Field JSON field Description

Custom data identifier ID*

classificationDetails.result.customDataIdentifiers.detections.arn

The unique identifier for the custom data identifier that detected the data and produced the finding.

Custom data identifier name*

classificationDetails.result.customDataIdentifiers.detections.name

The name of the custom data identifier that detected the data and produced the finding.

Custom data identifier total count

classificationDetails.result.customDataIdentifiers.detections.count

The total number of occurrences of data that was detected by custom data identifiers and produced the finding.

You can use this field to define a numeric range for a filter.

Job ID*

classificationDetails.jobId

The unique identifier for the sensitive data discovery job that produced the finding.

Origin type

classificationDetails.originType

How Macie found the sensitive data that produced the finding: AUTOMATED_SENSITIVE_DATA_DISCOVERY or SENSITIVE_DATA_DISCOVERY_JOB.

classificationDetails.result.mimeType

The type of content, as a MIME type, that the finding applies to—for example, text/csv for a CSV file or application/pdf for an Adobe Portable Document Format file.

This field isn't available as a filter option on the console.

classificationDetails.result.sizeClassified

The total storage size, in bytes, of the S3 object that the finding applies to.

This field isn't available as a filter option on the console. With the API, you can use this field to define a numeric range for a filter.

Result status code*

classificationDetails.result.status.code

The status of the finding. Valid values are:

  • COMPLETE – Macie completed its analysis of the object.

  • PARTIAL – Macie analyzed only a subset of the data in the object. For example, the object is an archive file that contains files in an unsupported format.

  • SKIPPED – Macie wasn't able to analyze the object. For example, the object is a malformed file.

Sensitive data category

classificationDetails.result.sensitiveData.category

The category of sensitive data that was detected and produced the finding.

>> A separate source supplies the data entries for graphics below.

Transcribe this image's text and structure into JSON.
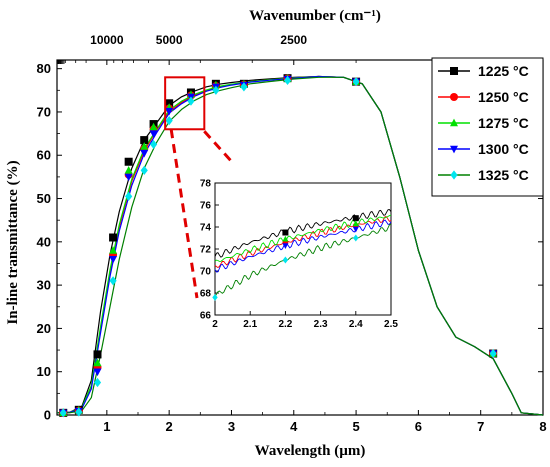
{
  "chart_data": [
    {
      "type": "line",
      "xlabel": "Wavelength (µm)",
      "ylabel": "In-line transmittance (%)",
      "top_axis_label": "Wavenumber (cm⁻¹)",
      "xlim": [
        0.2,
        8
      ],
      "ylim": [
        0,
        82
      ],
      "x_ticks": [
        1,
        2,
        3,
        4,
        5,
        6,
        7,
        8
      ],
      "y_ticks": [
        0,
        10,
        20,
        30,
        40,
        50,
        60,
        70,
        80
      ],
      "top_ticks": [
        10000,
        5000,
        2500
      ],
      "grid": false,
      "legend_position": "top-right",
      "series": [
        {
          "name": "1225 °C",
          "color": "#000000",
          "marker": "square",
          "x": [
            0.2,
            0.4,
            0.6,
            0.75,
            0.9,
            1.05,
            1.2,
            1.4,
            1.6,
            1.8,
            2.0,
            2.2,
            2.4,
            2.6,
            2.8,
            3.0,
            3.3,
            3.6,
            4.0,
            4.4,
            4.8,
            5.1,
            5.4,
            5.7,
            6.0,
            6.3,
            6.6,
            6.9,
            7.2,
            7.5,
            7.65,
            8.0
          ],
          "y": [
            0.5,
            0.6,
            2.0,
            8.0,
            24.0,
            37.0,
            47.0,
            57.0,
            63.5,
            67.5,
            71.5,
            73.5,
            74.8,
            75.8,
            76.4,
            76.8,
            77.3,
            77.6,
            78.0,
            78.2,
            78.0,
            76.5,
            70.0,
            55.0,
            38.0,
            25.0,
            18.0,
            15.8,
            13.0,
            5.0,
            0.5,
            0.0
          ],
          "markers_x": [
            0.3,
            0.55,
            0.85,
            1.1,
            1.35,
            1.6,
            1.75,
            2.0,
            2.35,
            2.75,
            3.2,
            3.9,
            5.0,
            7.2
          ],
          "markers_y": [
            0.5,
            1.2,
            14.0,
            41.0,
            58.5,
            63.5,
            67.2,
            72.0,
            74.5,
            76.5,
            76.5,
            77.8,
            77.0,
            14.2
          ]
        },
        {
          "name": "1250 °C",
          "color": "#ff0000",
          "marker": "circle",
          "x": [
            0.2,
            0.4,
            0.6,
            0.75,
            0.9,
            1.05,
            1.2,
            1.4,
            1.6,
            1.8,
            2.0,
            2.2,
            2.4,
            2.6,
            2.8,
            3.0,
            3.3,
            3.6,
            4.0,
            4.4,
            4.8,
            5.1,
            5.4,
            5.7,
            6.0,
            6.3,
            6.6,
            6.9,
            7.2,
            7.5,
            7.65,
            8.0
          ],
          "y": [
            0.5,
            0.6,
            1.6,
            6.5,
            20.0,
            33.0,
            43.5,
            54.0,
            61.0,
            65.8,
            70.0,
            72.2,
            73.8,
            75.0,
            75.8,
            76.3,
            77.0,
            77.4,
            77.9,
            78.2,
            78.0,
            76.5,
            70.0,
            55.0,
            38.0,
            25.0,
            18.0,
            15.8,
            13.0,
            5.0,
            0.5,
            0.0
          ],
          "markers_x": [
            0.3,
            0.55,
            0.85,
            1.1,
            1.35,
            1.6,
            1.75,
            2.0,
            2.35,
            2.75,
            3.2,
            3.9,
            5.0,
            7.2
          ],
          "markers_y": [
            0.5,
            1.0,
            11.0,
            37.0,
            55.5,
            61.5,
            66.0,
            70.8,
            73.8,
            76.0,
            76.3,
            77.7,
            77.0,
            14.2
          ]
        },
        {
          "name": "1275 °C",
          "color": "#00e000",
          "marker": "triangle-up",
          "x": [
            0.2,
            0.4,
            0.6,
            0.75,
            0.9,
            1.05,
            1.2,
            1.4,
            1.6,
            1.8,
            2.0,
            2.2,
            2.4,
            2.6,
            2.8,
            3.0,
            3.3,
            3.6,
            4.0,
            4.4,
            4.8,
            5.1,
            5.4,
            5.7,
            6.0,
            6.3,
            6.6,
            6.9,
            7.2,
            7.5,
            7.65,
            8.0
          ],
          "y": [
            0.5,
            0.6,
            1.7,
            6.8,
            20.5,
            33.5,
            44.0,
            54.5,
            61.5,
            66.0,
            70.4,
            72.5,
            74.0,
            75.1,
            75.9,
            76.4,
            77.0,
            77.4,
            77.9,
            78.2,
            78.0,
            76.5,
            70.0,
            55.0,
            38.0,
            25.0,
            18.0,
            15.8,
            13.0,
            5.0,
            0.5,
            0.0
          ],
          "markers_x": [
            0.3,
            0.55,
            0.85,
            1.1,
            1.35,
            1.6,
            1.75,
            2.0,
            2.35,
            2.75,
            3.2,
            3.9,
            5.0,
            7.2
          ],
          "markers_y": [
            0.5,
            1.1,
            12.0,
            38.0,
            56.5,
            62.0,
            66.5,
            71.0,
            74.0,
            76.2,
            76.4,
            77.7,
            77.0,
            14.2
          ]
        },
        {
          "name": "1300 °C",
          "color": "#0000ff",
          "marker": "triangle-down",
          "x": [
            0.2,
            0.4,
            0.6,
            0.75,
            0.9,
            1.05,
            1.2,
            1.4,
            1.6,
            1.8,
            2.0,
            2.2,
            2.4,
            2.6,
            2.8,
            3.0,
            3.3,
            3.6,
            4.0,
            4.4,
            4.8,
            5.1,
            5.4,
            5.7,
            6.0,
            6.3,
            6.6,
            6.9,
            7.2,
            7.5,
            7.65,
            8.0
          ],
          "y": [
            0.5,
            0.6,
            1.5,
            6.0,
            19.0,
            32.0,
            42.5,
            53.0,
            60.3,
            65.2,
            69.7,
            71.9,
            73.6,
            74.8,
            75.6,
            76.2,
            76.9,
            77.3,
            77.8,
            78.2,
            78.0,
            76.5,
            70.0,
            55.0,
            38.0,
            25.0,
            18.0,
            15.8,
            13.0,
            5.0,
            0.5,
            0.0
          ],
          "markers_x": [
            0.3,
            0.55,
            0.85,
            1.1,
            1.35,
            1.6,
            1.75,
            2.0,
            2.35,
            2.75,
            3.2,
            3.9,
            5.0,
            7.2
          ],
          "markers_y": [
            0.5,
            0.9,
            10.0,
            36.0,
            55.0,
            60.5,
            65.0,
            70.2,
            73.5,
            75.8,
            76.2,
            77.6,
            77.0,
            14.2
          ]
        },
        {
          "name": "1325 °C",
          "color": "#00e5ee",
          "marker": "diamond",
          "line_color": "#008000",
          "x": [
            0.2,
            0.4,
            0.6,
            0.75,
            0.9,
            1.05,
            1.2,
            1.4,
            1.6,
            1.8,
            2.0,
            2.2,
            2.4,
            2.6,
            2.8,
            3.0,
            3.3,
            3.6,
            4.0,
            4.4,
            4.8,
            5.1,
            5.4,
            5.7,
            6.0,
            6.3,
            6.6,
            6.9,
            7.2,
            7.5,
            7.65,
            8.0
          ],
          "y": [
            0.5,
            0.5,
            1.0,
            4.0,
            14.0,
            25.0,
            36.0,
            48.0,
            57.0,
            63.0,
            67.8,
            70.6,
            72.6,
            74.0,
            74.9,
            75.6,
            76.5,
            77.0,
            77.6,
            78.0,
            78.0,
            76.5,
            70.0,
            55.0,
            38.0,
            25.0,
            18.0,
            15.8,
            13.0,
            5.0,
            0.5,
            0.0
          ],
          "markers_x": [
            0.3,
            0.55,
            0.85,
            1.1,
            1.35,
            1.6,
            1.75,
            2.0,
            2.35,
            2.75,
            3.2,
            3.9,
            5.0,
            7.2
          ],
          "markers_y": [
            0.5,
            0.7,
            7.5,
            31.0,
            50.5,
            56.5,
            62.5,
            68.0,
            72.5,
            75.0,
            75.8,
            77.3,
            77.0,
            14.2
          ]
        }
      ],
      "zoom_region": {
        "x": [
          2.0,
          2.5
        ],
        "y": [
          66,
          78
        ]
      }
    },
    {
      "type": "line",
      "xlim": [
        2.0,
        2.5
      ],
      "ylim": [
        66,
        78
      ],
      "x_ticks": [
        2.0,
        2.1,
        2.2,
        2.3,
        2.4,
        2.5
      ],
      "y_ticks": [
        66,
        68,
        70,
        72,
        74,
        76,
        78
      ],
      "series": [
        {
          "name": "1225 °C",
          "color": "#000000",
          "marker": "square",
          "x": [
            2.0,
            2.1,
            2.2,
            2.3,
            2.4,
            2.5
          ],
          "y": [
            71.3,
            72.6,
            73.6,
            74.3,
            74.9,
            75.4
          ],
          "markers_x": [
            2.2,
            2.4
          ],
          "markers_y": [
            73.5,
            74.8
          ]
        },
        {
          "name": "1250 °C",
          "color": "#ff0000",
          "marker": "circle",
          "x": [
            2.0,
            2.1,
            2.2,
            2.3,
            2.4,
            2.5
          ],
          "y": [
            70.4,
            71.6,
            72.6,
            73.5,
            74.2,
            74.8
          ],
          "markers_x": [
            2.2,
            2.4
          ],
          "markers_y": [
            72.6,
            74.1
          ]
        },
        {
          "name": "1275 °C",
          "color": "#00e000",
          "marker": "triangle-up",
          "x": [
            2.0,
            2.1,
            2.2,
            2.3,
            2.4,
            2.5
          ],
          "y": [
            70.8,
            71.9,
            72.9,
            73.7,
            74.4,
            75.0
          ],
          "markers_x": [
            2.2,
            2.4
          ],
          "markers_y": [
            72.9,
            74.3
          ]
        },
        {
          "name": "1300 °C",
          "color": "#0000ff",
          "marker": "triangle-down",
          "x": [
            2.0,
            2.1,
            2.2,
            2.3,
            2.4,
            2.5
          ],
          "y": [
            70.1,
            71.3,
            72.3,
            73.1,
            73.8,
            74.5
          ],
          "markers_x": [
            2.2,
            2.4
          ],
          "markers_y": [
            72.3,
            73.8
          ]
        },
        {
          "name": "1325 °C",
          "color": "#00e5ee",
          "marker": "diamond",
          "line_color": "#008000",
          "x": [
            2.0,
            2.1,
            2.2,
            2.3,
            2.4,
            2.5
          ],
          "y": [
            67.8,
            69.6,
            71.0,
            72.1,
            73.0,
            74.0
          ],
          "markers_x": [
            2.0,
            2.2,
            2.4
          ],
          "markers_y": [
            67.6,
            71.0,
            73.0
          ]
        }
      ]
    }
  ]
}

The console provides a list of values to choose from when you add this field to a filter. In the API, valid values are: CREDENTIALS, FINANCIAL_INFORMATION, and PERSONAL_INFORMATION.

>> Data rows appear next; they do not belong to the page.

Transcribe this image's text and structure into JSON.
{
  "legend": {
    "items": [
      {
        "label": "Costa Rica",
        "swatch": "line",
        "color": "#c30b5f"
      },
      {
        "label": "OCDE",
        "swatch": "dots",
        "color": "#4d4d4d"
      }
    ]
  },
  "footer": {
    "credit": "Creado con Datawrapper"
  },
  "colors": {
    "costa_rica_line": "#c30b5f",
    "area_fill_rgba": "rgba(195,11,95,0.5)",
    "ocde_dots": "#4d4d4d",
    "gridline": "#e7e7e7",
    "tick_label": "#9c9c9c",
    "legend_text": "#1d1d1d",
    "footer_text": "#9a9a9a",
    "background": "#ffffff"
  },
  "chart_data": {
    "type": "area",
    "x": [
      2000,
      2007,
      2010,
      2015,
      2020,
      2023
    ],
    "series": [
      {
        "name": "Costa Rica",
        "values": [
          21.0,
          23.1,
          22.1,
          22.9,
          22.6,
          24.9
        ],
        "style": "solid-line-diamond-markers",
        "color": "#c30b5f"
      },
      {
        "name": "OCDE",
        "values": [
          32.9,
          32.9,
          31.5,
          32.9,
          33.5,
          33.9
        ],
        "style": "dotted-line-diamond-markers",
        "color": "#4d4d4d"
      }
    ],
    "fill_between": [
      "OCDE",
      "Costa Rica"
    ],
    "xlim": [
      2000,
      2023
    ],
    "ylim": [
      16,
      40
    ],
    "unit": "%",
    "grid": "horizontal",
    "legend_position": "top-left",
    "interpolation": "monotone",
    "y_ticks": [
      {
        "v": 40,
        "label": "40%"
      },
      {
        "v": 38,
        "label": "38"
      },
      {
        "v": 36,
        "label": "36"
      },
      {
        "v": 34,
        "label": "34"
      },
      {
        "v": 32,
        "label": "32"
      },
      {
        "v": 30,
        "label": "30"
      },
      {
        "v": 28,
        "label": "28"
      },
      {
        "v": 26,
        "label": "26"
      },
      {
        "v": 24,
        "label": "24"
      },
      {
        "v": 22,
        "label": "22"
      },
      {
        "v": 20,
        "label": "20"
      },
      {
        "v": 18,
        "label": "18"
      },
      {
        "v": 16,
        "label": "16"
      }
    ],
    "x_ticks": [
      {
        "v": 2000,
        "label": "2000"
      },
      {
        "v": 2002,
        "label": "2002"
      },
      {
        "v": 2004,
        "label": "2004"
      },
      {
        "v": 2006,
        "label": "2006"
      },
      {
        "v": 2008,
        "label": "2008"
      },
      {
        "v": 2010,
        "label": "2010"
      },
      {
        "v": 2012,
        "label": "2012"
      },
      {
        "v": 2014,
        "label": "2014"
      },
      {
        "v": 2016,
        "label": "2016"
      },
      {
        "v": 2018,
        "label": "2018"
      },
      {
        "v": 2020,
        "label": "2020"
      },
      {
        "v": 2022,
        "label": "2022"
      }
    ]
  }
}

Sensitive data detection type

classificationDetails.result.sensitiveData.detections.type

The type of sensitive data that was detected and produced the finding. This is the unique identifier for the managed data identifier that detected the data.

The console provides a list of values to choose from when you add this field to a filter. For a list of valid values for both the console and the API, see Quick reference: Managed data identifiers by type.

Sensitive data total count

classificationDetails.result.sensitiveData.detections.count

The total number of occurrences of the type of sensitive data that was detected and produced the finding.

You can use this field to define a numeric range for a filter.

* To specify multiple values for this field on the console, add a condition that uses the field and specifies a distinct value for the filter, and then repeat that step for each additional value. To do this with the API, use an array that lists the values to use for the filter.